Había comido y se veía que tenía un buen semblante. Era gracioso y su sonrisa era agradable de presenciar. — Podríamos hacer una hamburguesa casera si no es mucho pedir si encontramos algo mañana en alguna tienda.  Tenemos que reabastecernos lo mayor posible y así estar bien al menos por un mes ¡Y buscar un auto! — Decía pensativa.
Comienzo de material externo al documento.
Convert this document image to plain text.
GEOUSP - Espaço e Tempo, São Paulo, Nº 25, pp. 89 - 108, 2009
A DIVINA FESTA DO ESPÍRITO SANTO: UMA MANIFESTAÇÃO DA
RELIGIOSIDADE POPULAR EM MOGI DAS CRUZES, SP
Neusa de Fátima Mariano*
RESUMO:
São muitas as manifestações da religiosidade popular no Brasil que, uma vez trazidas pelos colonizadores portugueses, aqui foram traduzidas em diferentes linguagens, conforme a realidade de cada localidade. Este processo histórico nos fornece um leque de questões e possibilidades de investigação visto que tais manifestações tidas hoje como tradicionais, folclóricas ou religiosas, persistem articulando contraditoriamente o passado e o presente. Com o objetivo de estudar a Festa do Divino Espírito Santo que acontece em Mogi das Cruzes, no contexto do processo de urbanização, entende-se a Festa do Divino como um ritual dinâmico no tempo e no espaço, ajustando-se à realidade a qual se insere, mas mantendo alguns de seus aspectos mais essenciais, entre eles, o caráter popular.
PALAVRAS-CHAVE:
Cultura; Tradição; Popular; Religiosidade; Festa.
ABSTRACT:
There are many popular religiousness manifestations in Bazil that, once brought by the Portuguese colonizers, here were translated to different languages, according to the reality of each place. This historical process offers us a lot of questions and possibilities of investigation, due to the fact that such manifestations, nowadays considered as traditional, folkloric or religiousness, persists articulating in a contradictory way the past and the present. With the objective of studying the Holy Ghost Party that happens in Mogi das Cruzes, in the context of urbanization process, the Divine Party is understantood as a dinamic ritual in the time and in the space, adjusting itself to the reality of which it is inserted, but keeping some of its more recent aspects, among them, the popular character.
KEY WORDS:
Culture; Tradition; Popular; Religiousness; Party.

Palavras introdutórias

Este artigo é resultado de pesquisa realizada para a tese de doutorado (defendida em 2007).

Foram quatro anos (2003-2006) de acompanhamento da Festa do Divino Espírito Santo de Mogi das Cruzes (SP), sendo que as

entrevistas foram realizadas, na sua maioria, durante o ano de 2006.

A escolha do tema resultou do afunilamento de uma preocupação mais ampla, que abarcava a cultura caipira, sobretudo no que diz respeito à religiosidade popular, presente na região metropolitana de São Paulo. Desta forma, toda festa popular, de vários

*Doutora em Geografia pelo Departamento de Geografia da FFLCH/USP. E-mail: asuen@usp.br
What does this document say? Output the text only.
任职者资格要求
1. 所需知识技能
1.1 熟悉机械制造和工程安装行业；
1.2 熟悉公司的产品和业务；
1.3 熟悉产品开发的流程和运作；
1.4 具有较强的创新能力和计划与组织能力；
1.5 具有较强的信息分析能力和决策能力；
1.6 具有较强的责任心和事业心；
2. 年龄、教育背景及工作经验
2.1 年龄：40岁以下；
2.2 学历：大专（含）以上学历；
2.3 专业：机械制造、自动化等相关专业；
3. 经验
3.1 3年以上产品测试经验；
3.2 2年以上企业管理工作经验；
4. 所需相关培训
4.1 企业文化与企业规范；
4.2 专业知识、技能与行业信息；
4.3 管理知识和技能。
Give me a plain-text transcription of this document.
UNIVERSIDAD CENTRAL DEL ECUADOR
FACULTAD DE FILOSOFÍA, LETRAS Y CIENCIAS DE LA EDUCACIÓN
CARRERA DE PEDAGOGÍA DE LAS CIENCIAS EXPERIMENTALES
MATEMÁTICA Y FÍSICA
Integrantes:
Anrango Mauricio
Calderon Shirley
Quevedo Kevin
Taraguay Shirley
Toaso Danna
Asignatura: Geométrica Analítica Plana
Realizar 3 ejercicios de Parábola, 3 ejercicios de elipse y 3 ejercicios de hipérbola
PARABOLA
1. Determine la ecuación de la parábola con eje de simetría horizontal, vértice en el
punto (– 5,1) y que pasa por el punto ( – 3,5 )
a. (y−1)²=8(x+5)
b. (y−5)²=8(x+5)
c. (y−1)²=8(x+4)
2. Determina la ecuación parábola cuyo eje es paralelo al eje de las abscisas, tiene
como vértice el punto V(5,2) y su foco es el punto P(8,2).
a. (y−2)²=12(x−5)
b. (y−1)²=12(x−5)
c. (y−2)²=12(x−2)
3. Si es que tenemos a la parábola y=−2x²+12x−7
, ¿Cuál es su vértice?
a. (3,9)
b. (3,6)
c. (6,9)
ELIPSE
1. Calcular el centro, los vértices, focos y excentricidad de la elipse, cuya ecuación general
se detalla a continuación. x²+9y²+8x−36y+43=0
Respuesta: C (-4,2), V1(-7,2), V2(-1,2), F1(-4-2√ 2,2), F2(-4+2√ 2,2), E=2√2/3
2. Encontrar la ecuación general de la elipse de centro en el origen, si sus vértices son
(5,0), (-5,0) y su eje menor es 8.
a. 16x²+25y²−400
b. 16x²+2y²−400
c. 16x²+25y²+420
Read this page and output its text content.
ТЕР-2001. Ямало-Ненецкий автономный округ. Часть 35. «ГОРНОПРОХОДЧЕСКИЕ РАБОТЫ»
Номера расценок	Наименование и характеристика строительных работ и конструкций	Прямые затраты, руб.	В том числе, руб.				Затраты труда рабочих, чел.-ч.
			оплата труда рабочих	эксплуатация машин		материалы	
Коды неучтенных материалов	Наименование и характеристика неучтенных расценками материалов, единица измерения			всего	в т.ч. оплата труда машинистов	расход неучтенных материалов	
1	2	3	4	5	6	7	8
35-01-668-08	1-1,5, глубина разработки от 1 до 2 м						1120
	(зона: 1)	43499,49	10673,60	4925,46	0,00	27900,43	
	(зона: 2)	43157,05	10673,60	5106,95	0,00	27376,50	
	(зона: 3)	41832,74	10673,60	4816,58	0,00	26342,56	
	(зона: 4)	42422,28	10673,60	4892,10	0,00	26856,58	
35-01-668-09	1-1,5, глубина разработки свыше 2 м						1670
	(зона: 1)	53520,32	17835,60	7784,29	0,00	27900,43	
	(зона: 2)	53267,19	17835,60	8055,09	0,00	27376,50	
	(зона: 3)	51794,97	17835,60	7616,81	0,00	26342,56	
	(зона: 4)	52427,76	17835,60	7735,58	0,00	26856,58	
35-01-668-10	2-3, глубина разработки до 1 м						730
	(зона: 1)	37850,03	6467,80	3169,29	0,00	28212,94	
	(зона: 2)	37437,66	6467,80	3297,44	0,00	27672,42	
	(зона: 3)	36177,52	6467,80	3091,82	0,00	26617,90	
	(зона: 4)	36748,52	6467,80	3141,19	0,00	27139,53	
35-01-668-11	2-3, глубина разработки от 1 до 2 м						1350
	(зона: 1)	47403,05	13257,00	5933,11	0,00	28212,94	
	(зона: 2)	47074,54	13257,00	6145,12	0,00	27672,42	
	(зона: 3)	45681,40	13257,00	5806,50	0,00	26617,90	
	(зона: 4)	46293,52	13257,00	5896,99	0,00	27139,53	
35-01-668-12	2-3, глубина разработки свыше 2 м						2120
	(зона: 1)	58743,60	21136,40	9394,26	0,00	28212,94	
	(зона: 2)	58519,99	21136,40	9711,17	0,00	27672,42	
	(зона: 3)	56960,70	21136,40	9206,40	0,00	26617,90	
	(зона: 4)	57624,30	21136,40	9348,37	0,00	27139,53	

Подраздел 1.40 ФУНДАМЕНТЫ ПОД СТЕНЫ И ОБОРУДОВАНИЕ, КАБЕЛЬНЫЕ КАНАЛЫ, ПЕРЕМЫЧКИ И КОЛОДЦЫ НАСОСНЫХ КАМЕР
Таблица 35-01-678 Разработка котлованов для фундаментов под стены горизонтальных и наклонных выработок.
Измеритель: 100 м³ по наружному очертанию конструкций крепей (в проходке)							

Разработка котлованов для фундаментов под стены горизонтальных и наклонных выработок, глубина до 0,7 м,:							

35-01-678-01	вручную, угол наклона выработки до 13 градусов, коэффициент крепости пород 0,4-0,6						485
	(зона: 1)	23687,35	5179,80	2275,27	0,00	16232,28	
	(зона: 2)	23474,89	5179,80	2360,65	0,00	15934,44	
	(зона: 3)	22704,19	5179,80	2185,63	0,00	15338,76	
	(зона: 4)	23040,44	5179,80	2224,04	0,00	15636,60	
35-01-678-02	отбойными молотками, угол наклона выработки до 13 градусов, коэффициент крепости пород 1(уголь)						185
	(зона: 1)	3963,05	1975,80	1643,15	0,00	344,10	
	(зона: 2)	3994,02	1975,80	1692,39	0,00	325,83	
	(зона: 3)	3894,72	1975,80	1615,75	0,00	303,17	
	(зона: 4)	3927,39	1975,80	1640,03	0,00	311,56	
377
Por algo esos tarros con comida eran realmente esenciales para estos casos porque lo otro se vencía.

Nuevamente lograba ponerme colorada por su culpa.  Es que salía con cada tontería y era yo la que quedaba como una idiota frente a él.
Quizás que estaba pensado sobre mí.

No te burles, es tu culpa. — Evite mirarlo mientras me recostaba a su lado para que todo se diera de manera amistosa y así olvidar con rapidez ese alocado momento. — Está acostumbrada hacerlo, somos muy cercanas y lógicamente estará alerta si intentas algo. — Molesté, dándole un golpecito en la cabeza como si fuera una amiga desde hace mucho tiempo.

Sí, mañana escribimos una lista de lo que necesitamos. Tengo un cuaderno y varios lápices, anota lo más esencial, así que piensa. A mi aún me faltan cosas. — Me perdí en mis pensamientos, y Ryan, como siempre ya estaba hablando demasiado que hizo que apenas lo escuchara y prestara atención. Al parecer que estar recostada a su lado y al fin con mi cabeza descansando en una almohada suave hacía que sintiera sueño y relajarme.

Como estaba agotada, no entendí demasiado bien que se levantara de la cama. No logré escuchar mucho hasta que llegué con los dientes lavados pero no con pasta de dientes, fue recién ahí que reaccione. — ¡Pero si yo tengo pasta de dientes y un cepillo extra! ¿Por qué no preguntas? — Eso hizo que recordara que también tenía que lavarlos e incluir en la lista aquellos artículos de higiene personal. ¡Medicamentos! — Debemos ir a explorar la farmacia también, aunque no habrá problema si sacamos cosas de aquí, como ropa. ¿no? — Dije pensativa, mientras me levantaba de la cama y Wanda hacía un gruñido.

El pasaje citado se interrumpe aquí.